In the workplace, gossip is an activity that can drain, distract and downshift employee job satisfaction. We all have participated in this, yet most of us say we don’t like it. In order to create a more professional workplace, we the undersigned are making a commitment to change our atmosphere to be gossip-free.
gos·sip n. Rumor or talk of a personal, sensational, or intimate nature. A person who habitually spreads intimate or private rumors or facts. Trivial, chatty talk or writing.
You’ll notice that gossip is a noun — which means it’s something you DO. That also means it’s something you choose to do — and you can choose NOT to do it. You enter into gossip by choice — you can opt out of the activity at work.
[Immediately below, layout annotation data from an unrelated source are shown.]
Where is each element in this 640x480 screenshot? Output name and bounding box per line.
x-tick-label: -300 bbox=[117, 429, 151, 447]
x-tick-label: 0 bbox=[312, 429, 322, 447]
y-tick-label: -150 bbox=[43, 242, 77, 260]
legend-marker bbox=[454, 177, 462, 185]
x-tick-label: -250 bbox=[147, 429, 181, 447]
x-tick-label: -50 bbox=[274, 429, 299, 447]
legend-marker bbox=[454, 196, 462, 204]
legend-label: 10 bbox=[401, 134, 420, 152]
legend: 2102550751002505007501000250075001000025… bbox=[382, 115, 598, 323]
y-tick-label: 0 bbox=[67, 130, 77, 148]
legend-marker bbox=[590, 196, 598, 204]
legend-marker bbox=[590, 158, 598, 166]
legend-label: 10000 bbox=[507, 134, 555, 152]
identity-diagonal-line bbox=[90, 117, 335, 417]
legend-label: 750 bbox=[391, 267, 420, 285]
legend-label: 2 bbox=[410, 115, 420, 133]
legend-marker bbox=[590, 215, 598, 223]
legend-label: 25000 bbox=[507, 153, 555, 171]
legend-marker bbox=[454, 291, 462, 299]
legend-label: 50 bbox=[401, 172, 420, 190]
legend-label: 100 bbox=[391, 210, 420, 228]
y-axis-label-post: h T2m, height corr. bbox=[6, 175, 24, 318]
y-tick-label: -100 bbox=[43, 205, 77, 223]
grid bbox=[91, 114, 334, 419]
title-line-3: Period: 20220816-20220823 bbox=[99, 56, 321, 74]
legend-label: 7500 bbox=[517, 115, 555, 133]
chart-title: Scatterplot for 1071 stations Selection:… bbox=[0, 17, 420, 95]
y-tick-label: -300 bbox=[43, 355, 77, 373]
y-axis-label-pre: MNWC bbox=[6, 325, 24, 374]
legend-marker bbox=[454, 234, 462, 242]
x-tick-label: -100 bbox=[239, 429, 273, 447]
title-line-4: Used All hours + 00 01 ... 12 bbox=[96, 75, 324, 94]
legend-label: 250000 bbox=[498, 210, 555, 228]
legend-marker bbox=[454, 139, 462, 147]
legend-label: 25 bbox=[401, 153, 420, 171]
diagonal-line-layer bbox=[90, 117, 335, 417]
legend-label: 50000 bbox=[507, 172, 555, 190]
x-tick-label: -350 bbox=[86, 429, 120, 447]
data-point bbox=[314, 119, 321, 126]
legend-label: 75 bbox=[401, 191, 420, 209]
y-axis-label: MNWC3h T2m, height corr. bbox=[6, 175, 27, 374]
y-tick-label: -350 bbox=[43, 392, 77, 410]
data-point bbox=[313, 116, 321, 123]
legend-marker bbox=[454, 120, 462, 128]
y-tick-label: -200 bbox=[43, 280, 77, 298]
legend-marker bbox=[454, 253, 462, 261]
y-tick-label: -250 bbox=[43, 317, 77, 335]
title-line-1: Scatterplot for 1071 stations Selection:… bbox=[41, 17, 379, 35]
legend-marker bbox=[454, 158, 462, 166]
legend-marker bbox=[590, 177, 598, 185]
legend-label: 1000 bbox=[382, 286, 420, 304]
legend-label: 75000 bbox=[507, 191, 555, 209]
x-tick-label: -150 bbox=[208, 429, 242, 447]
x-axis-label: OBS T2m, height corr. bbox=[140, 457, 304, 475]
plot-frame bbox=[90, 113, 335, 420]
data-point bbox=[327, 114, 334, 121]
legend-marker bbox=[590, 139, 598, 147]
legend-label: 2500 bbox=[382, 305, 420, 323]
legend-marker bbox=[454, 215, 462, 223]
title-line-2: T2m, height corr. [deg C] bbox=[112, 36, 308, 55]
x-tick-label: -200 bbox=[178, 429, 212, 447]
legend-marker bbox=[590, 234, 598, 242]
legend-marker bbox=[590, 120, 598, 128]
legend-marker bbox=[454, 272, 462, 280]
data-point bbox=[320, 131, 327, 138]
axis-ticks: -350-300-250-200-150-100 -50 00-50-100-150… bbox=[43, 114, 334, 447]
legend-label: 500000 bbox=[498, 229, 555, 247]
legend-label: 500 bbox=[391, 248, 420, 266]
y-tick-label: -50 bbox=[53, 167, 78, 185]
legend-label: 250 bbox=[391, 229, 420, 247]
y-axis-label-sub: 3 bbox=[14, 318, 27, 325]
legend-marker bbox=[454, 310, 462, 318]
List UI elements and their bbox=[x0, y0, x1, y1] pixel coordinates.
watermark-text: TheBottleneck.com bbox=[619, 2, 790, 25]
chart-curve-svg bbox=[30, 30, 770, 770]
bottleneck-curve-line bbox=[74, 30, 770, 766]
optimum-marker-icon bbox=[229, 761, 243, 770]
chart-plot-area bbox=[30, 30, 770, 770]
In order to end gossip, you must end a particular type of communication — and that can be talk or email communications (Editorial comment: or text messages).
• Gossip always involves a person who is not present.
• Unwelcome and negative gossip involves criticizing another person.
• Gossip often is about conjecture that can injure another person’s credibility or reputation.
The persons signed below agree to the following:
In order to have a more professional, gossip-free workplace, we will:
1. Not speak or insinuate another person’s name when that person is not present unless it is to compliment or reference regarding (Editorial comment: factual) work matters.
2. Refuse to participate when another mentions a person who is not present in a negative light. I will change the subject or tell them I have agreed not to talk about another.
3. Choose not to respond to negative email or use email (Editorial comment: or text) to pass on private or derogatory information about any person in the agency.
4. While off the job, speak to another co-worker about people at work in a derogatory light. If I have feelings, I will select to talk to someone not at the workplace.
5. If another person in the department does something unethical, incorrect, against procedures, or disruptive I will use the proper channels to report this to the person in authority to take corrective action.
6. I will mind my own business, do good work, be a professional adult and expect the same from others.
Disclaimer: You may want to have an HR consultant or your labor attorney review your specific wording.